Pour la Libye, la situation est plus compliquée, Paris soutenant, en fait, l'initiative algérienne de réunir les factions libyennes et tenter d'arriver à «un cessez-le-feu» qui ouvrirait la voie au retour à la paix civile.

RELATIONS HUMAINES ASSAINIES

Le volet des relations humaines, entre les deux pays, a été, particulièrement, l'un des points forts de cette session, puisque les experts des deux pays ont, beaucoup, travaillé sur cet aspect important de la relation algéro-française. Il y a, d'abord, un constat : amélioration «de la mobilité et du séjour des Algériens en France et des Français en Algérie, et sont convenues de déployer leurs efforts pour les améliorer davantage». Sur ce point précis, auquel tiennent les Algériens comme les Français, les deux parties «se sont engagées à intensifier le dialogue (...) dans le but d'apporter des solutions précises aux difficultés concrètes que rencontrent, encore, leurs ressortissants». Dans ce sens, l'Algérie et la France «se sont, par ailleurs, engagées à examiner un accord portant facilitation de la circulation des personnes entre les deux pays». Autre aspect non moins important de cette relation algéro-française, qu'il fallait, à tout prix, résoudre : celui des biens immobiliers des Français restés en Algérie après l'indépendance nationale. Il s'agit, notamment, des biens immobiliers appartenant à cette frange de la population, en Algérie, qui veut, à l'instar des Algériens, les acquérir, légalement, dans le cadre de la loi algérienne. Un groupe de travail a été mis en place et devrait «trouver des solutions satisfaisantes, dans le cadre de la législation algérienne en vigueur», note le communiqué conjoint.

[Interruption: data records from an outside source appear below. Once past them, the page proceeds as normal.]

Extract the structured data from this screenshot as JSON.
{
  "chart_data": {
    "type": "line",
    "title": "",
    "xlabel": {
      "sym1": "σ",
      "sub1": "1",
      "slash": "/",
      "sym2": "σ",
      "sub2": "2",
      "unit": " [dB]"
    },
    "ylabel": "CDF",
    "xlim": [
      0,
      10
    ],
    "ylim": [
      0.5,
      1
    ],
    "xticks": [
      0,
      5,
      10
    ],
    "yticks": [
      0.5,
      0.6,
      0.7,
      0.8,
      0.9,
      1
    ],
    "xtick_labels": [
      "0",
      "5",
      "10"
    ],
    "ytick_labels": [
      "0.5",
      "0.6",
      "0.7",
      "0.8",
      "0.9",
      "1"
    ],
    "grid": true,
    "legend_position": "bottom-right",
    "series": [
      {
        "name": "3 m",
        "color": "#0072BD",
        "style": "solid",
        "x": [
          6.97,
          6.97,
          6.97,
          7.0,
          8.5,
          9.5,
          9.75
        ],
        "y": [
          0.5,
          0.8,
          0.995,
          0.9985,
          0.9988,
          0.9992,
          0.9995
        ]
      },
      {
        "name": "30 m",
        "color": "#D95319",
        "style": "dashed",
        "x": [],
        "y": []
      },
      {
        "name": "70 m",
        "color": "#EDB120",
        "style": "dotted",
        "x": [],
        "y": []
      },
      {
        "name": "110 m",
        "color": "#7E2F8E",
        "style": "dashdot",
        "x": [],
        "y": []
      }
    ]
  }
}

Sur le volet politique, par ailleurs, l'Algérie et la France, sans surprise, ont réaffirmé leur volonté commune «d'approfondir leur dialogue politique». Il s'agit d'une relation forte que les deux pays veulent entretenir et cultiver, avec leur «convergence de vues, sur l'ensemble des questions régionales et internationales d'intérêt commun».

La visite de M. Sellal, en France, a confirmé que l'Algérie et la France maintiennent le cap d'une relation rénovée, innovatrice et fondée, d'abord, sur un avenir commun, mais surtout une histoire commune, à dépoussiérer, seulement, des scories des exactions de la colonisation française en Algérie, estiment des observateurs.